Madame Butterfly in Walhall. „Fest-Spiele“ 1945–1950 – Eine neue Sonderausstellung im Grafik-Kabinett des Richard Wagner Museums
Es ist ein Kapitel, das wie ein leiser, beinahe surrealer Zwischenakt im Mythos von Bayreuth wirkt: jene kurze Phase nach dem Ende des Zweiten Weltkriegs, als das Festspielhaus nicht der weltentrückten Kunst Wagners diente, sondern der pragmatischen Gegenwart der amerikanischen Besatzung. Die neue Sonderausstellung „Madame Butterfly in Walhall. ‚Fest-Spiele‘ 1945–1950“, vom 9. Dezember 2025 bis 31. Mai 2026 im Grafik-Kabinett von Haus Wahnfried zu sehen, öffnet ein Fenster in diese schillernde und widersprüchliche Zeit.
Der Besucher begegnet einer Bühne, die plötzlich eine andere Funktion hatte. Nach der Besetzung Bayreuths am 14. April 1945 beschlagnahmte die amerikanische Militärregierung das Eigentum prominenter Nationalsozialisten. Das unversehrte Festspielhaus wurde fortan zur Betreuung der Truppen genutzt. Die Ausstellung zeigt in eindrucksvollen Dokumenten und Leihgaben, wie aus dem Tempel des Musikdramas ein Ort amerikanischer Unterhaltungskultur wurde. „Neben Gottesdiensten wurde die Bühne vor allem für Unterhaltungsprogramme im Rahmen der sogenannten ‚USO-Camp-Shows‘ genutzt.“ Ingrid Bergman und Jack Benny traten auf, Revuegirls aus „Billy Rose’s Diamond Horseshoe Nightclub“ und „The Rockettes“ brachten einen Hauch von Broadway nach Oberfranken.
Gleichzeitig begann ein leiser Wiederaufbau des musikalischen Lebens.

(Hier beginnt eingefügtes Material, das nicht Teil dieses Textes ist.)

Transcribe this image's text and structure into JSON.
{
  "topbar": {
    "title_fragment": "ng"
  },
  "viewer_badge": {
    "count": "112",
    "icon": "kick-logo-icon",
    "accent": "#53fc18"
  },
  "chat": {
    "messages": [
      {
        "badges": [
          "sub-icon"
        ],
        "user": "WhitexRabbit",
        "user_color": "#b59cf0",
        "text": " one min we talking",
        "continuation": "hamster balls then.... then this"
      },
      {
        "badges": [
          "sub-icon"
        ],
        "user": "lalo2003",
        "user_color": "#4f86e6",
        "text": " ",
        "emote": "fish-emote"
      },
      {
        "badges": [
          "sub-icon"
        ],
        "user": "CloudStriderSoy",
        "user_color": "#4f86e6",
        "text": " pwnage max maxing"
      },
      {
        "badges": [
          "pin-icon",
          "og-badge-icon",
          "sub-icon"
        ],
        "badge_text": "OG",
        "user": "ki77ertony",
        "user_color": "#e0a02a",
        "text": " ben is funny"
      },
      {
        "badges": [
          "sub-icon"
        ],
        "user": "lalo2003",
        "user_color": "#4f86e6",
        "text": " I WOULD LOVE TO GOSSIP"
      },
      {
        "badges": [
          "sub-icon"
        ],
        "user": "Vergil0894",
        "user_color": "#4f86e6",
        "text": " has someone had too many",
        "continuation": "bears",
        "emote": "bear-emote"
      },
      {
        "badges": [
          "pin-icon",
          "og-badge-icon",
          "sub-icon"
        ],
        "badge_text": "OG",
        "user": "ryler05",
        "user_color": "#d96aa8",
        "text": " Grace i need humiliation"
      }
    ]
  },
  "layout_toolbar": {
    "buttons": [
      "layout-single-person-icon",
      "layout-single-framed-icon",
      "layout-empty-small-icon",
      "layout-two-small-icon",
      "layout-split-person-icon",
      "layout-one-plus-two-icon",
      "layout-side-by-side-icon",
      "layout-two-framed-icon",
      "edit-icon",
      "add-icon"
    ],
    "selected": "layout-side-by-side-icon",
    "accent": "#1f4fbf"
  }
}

Erich Bohner gründete das Bayreuther Symphonieorchester, das „fast 14-tägig Konzert- oder Operettenabende veranstaltete und zu Opernaufführungen wie ‚Fidelio‘, ‚Tiefland‘ oder ‚Madame Butterfly‘ spielte.“ Es ist diese Ambivalenz, die die Kuratoren präzise herausarbeiten: die Spannung zwischen improvisierter Normalität und der noch ungeklärten Zukunft der Richard-Wagner-Festspiele, die in diesen Jahren auf politischem und kulturellem Terrain neu verhandelt wurde.
Einen Wendepunkt markiert der 22. Mai 1949, Richard Wagners 136. Geburtstag, an dem Hans Knappertsbusch im Festspielhaus die Münchner Philharmoniker dirigierte. „Symbolträchtig wurde es mit Beethovens ‚Weihe des Hauses‘ eröffnet“, ein bewusst gesetzter Schlussstrich unter die profane Nutzung der vorangegangenen Jahre und ein Zeichen der Rückkehr zur Tradition.
Wie ein italienischer Journalist würde sagen: Diese Ausstellung ist kein nostalgischer Blick zurück, sondern ein dramatischer Prolog, ein menschlich-historisches Zwischenspiel, das zeigt, wie sich auf den Trümmern eines Regimes neue kulturelle Landschaften formten. Jede Fotografie, jedes Dokument erzählt von Brüchen, Übergängen, Hoffnungen.
Das Richard Wagner Museum dankt „für die Überlassung von Leihgaben und Abbildungsvorlagen dem Stadtarchiv und dem Historischen Museum Bayreuth“. Und wie es die Reihe der Kabinettausstellungen seit 2023 formuliert: „Nicht jeder Schatz einer Sammlung schafft es in eine Ausstellung oder wird Gegenstand eines Forschungsvorhabens.“ Doch hier tritt ein solcher Schatz ans Licht – ein Mosaik aus Geschichte, Musik und unerwarteten Begegnungen.
Öffnungszeiten: September–Juni: Di–So, 10–17 Uhr.
Die Ausstellung ist im Eintrittspreis enthalten.